下の方にあるへこみを発見して、しゃがみこむ。
これは会社に遅れそうになって、急いでいたときに転けて足をぶつけたときのもの。
あのときは痛かったなぁ。
青アザまで出来た。
貴方もこんな大きなへこみが出来てしまって。
見覚えのないこれらの傷も全て、きっと私がつけたものでしょう。
そして貴方には、感謝してもしきれないほどお世話になりました。
毎日のことは言うまでもなく、
会社で失敗して落ち込んだときには、詰め込まれたものに文句一つ言わずに働き続ける姿に励まされました。

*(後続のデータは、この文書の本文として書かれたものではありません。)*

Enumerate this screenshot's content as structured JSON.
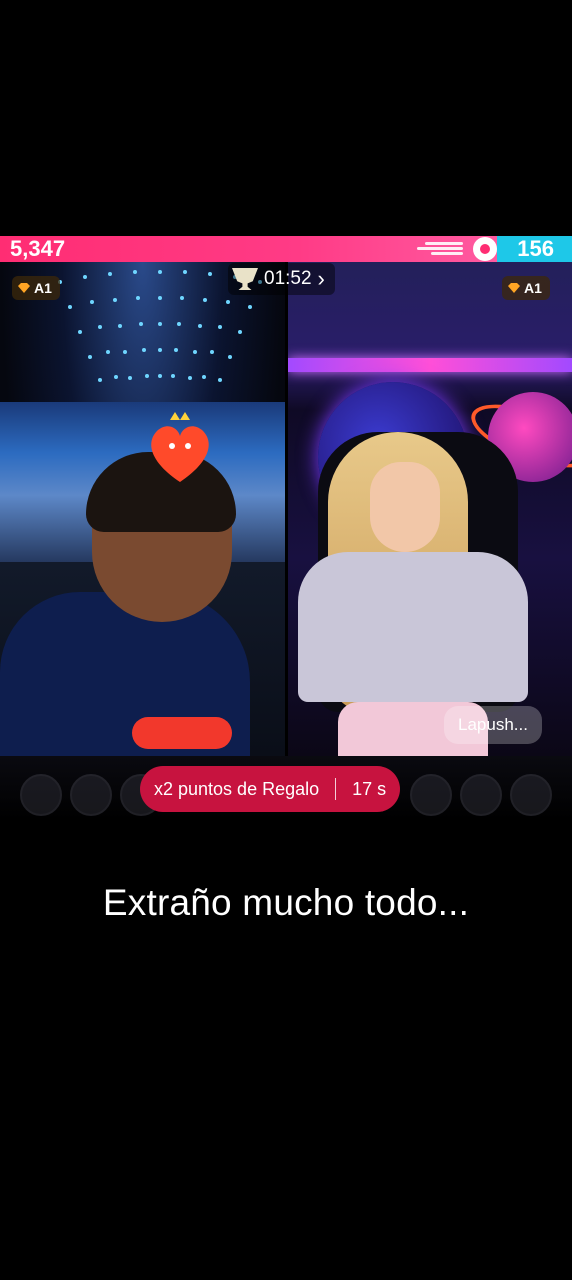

五年近く付き合っていた彼氏にバッサリと振られたときも、貴方にグルグルと回されるものを見つめて、私自身のその過去を洗わせてもらいました。
本当に、貴方には感謝の言葉しか出ません。
がこん、と最後の作業も終わり、私も立ち上がった。
ピーピーと貴方は最後の声を上げる。
「お疲れ様、」
私は口に出して、十年を共にした洗濯機の蓋に手をかけた。